【JAVA基础】集合类源码分析＿ArrayList

2023年8月8日 340次阅读来源: java集合源码分析

关于虚拟机垃圾回收的部分还没写完，感觉理解的不是很好，所以最近暂时先着手JDK源码分析的部分，今年是进阶之年，务必把Java的基础打牢，把曾经拖欠的东西全都补回来，废话不多说，下面开始我的阅读源码之路，希望自己对Java设计的理解能够更上一层楼，也希望能对其他人产生一点点的作用~

读源码系列文章的套路是这样的：

首先：确定该类在JDK核心类库中继承结构的位置。
然后：解释源码中最上边的类注释，就是那个动辄几十上百行的注释，不要忽视这些注释，它能够帮助我们快速地了解这个类的基本属性（如底层实现机制，是否线程安全），同时会给我们一些使用时的最佳实践，这些对于我们理解各类的特性有着很大的帮助。
接下来：分析类的核心属性和方法（主要是方法，因为通常属性是私有的，我们无法直接接触到）。
最后：用几个**MethodTest类，来展示我们阅读的源码类的重要方法的使用。

ArrayList源码解析

ArrayList继承自抽象类AbstractList，同时实现了List, RandomAccess, Cloneable, java.io.Serializable接口，作为Collection一派，ArrayList在一般的java web开发中的出场率是非常高的，它实现了可以动态扩展的数组，并且兼容性非常强（什么都能装），但是有一些小细节，在我们不注意的情况下，还是灰常容易出错误的~

首先我们逐段来看一下ArrayList源码中的类注释：

类注释

 * Resizable-array implementation of the <tt>List</tt> interface.  Implements
 * all optional list operations, and permits all elements, including
 * <tt>null</tt>.  In addition to implementing the <tt>List</tt> interface,
 * this class provides methods to manipulate the size of the array that is
 * used internally to store the list.  (This class is roughly equivalent to
 * <tt>Vector</tt>, except that it is unsynchronized.)

ArrayList是List接口的一种可变长度数组方式的实现，有点拗口吗？这么理解，ArrayList的底层实现机制是数组，而LinkedList的底层实现机制是链表，这样是不是就很好理解了？

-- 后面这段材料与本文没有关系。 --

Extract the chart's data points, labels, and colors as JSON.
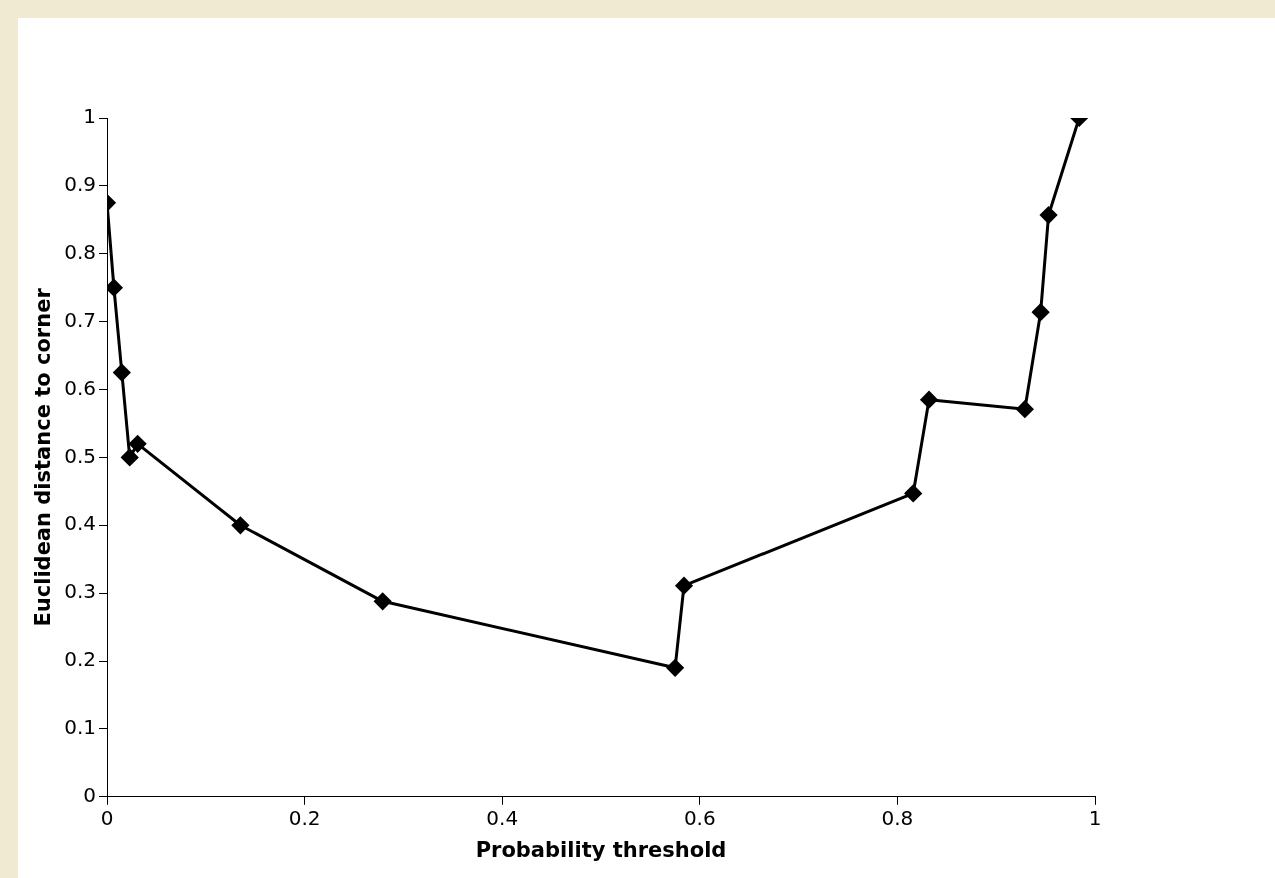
{
  "chart_data": {
    "type": "line",
    "xlabel": "Probability threshold",
    "ylabel": "Euclidean distance to corner",
    "x": [
      0,
      0.007,
      0.015,
      0.023,
      0.031,
      0.135,
      0.279,
      0.575,
      0.584,
      0.816,
      0.832,
      0.929,
      0.945,
      0.953,
      0.984
    ],
    "series": [
      {
        "color": "#000000",
        "values": [
          0.875,
          0.75,
          0.625,
          0.5,
          0.52,
          0.4,
          0.288,
          0.19,
          0.311,
          0.447,
          0.585,
          0.571,
          0.714,
          0.857,
          1.0
        ]
      }
    ],
    "xlim": [
      0,
      1
    ],
    "xticks": [
      0,
      0.2,
      0.4,
      0.6,
      0.8,
      1
    ],
    "ylim": [
      0,
      1
    ],
    "yticks": [
      0,
      0.1,
      0.2,
      0.3,
      0.4,
      0.5,
      0.6,
      0.7,
      0.8,
      0.9,
      1
    ],
    "grid": false,
    "legend": false,
    "marker": "diamond",
    "line_style": "solid"
  }
}
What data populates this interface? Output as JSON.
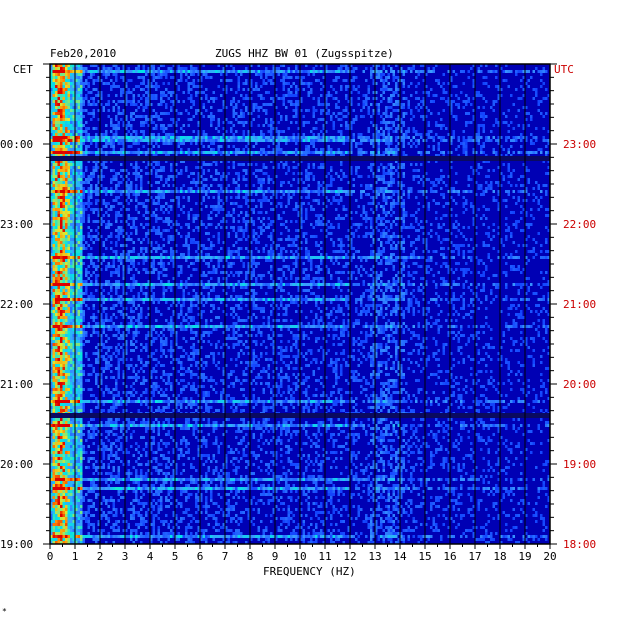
{
  "header": {
    "date": "Feb20,2010",
    "station": "ZUGS HHZ BW 01 (Zugsspitze)"
  },
  "footer_mark": "*",
  "colors": {
    "background": "#0000b4",
    "frame": "#000000",
    "utc_label": "#cc0000",
    "text": "#000000"
  },
  "chart_data": {
    "type": "heatmap",
    "title": "ZUGS HHZ BW 01 (Zugsspitze)",
    "xlabel": "FREQUENCY (HZ)",
    "xlim": [
      0,
      20
    ],
    "x_ticks": [
      "0",
      "1",
      "2",
      "3",
      "4",
      "5",
      "6",
      "7",
      "8",
      "9",
      "10",
      "11",
      "12",
      "13",
      "14",
      "15",
      "16",
      "17",
      "18",
      "19",
      "20"
    ],
    "left_axis": {
      "label": "CET",
      "ticks": [
        "00:00",
        "23:00",
        "22:00",
        "21:00",
        "20:00",
        "19:00"
      ]
    },
    "right_axis": {
      "label": "UTC",
      "ticks": [
        "23:00",
        "22:00",
        "21:00",
        "20:00",
        "19:00",
        "18:00"
      ]
    },
    "colormap": "blue (low) to cyan, yellow, red (high)",
    "features": [
      "strongest energy between 0 and 1 Hz along the whole time span",
      "dark horizontal gaps near 23:00 UTC and 19:40 UTC",
      "moderate energy band near 13-14 Hz"
    ]
  }
}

那么好，接着读，它可以装载所有类型的元素，包括null，这里有一点需要注意，所有类型不包括基本数据类型，如果你向ArrayList中添加一个基本数据类型（比如int型的56），那么它会被自动包装为对应的包装类（这里对应的应该就是Integer）类，为什么会这样，一会就知道了。

 * <p>The <tt>size</tt>, <tt>isEmpty</tt>, <tt>get</tt>, <tt>set</tt>,
 * <tt>iterator</tt>, and <tt>listIterator</tt> operations run in constant
 * time.  The <tt>add</tt> operation runs in <i>amortized constant time</i>,
 * that is, adding n elements requires O(n) time.  All of the other operations
 * run in linear time (roughly speaking).  The constant factor is low compared
 * to that for the <tt>LinkedList</tt> implementation.

size,isEmpty,get,set,iterator,listIterator方法的运行时间为常数时间（constant time），不会因为list元素数量的增长而变大，这是因为上述方法其实就是操作内部数组的索引，所以时间是固定的。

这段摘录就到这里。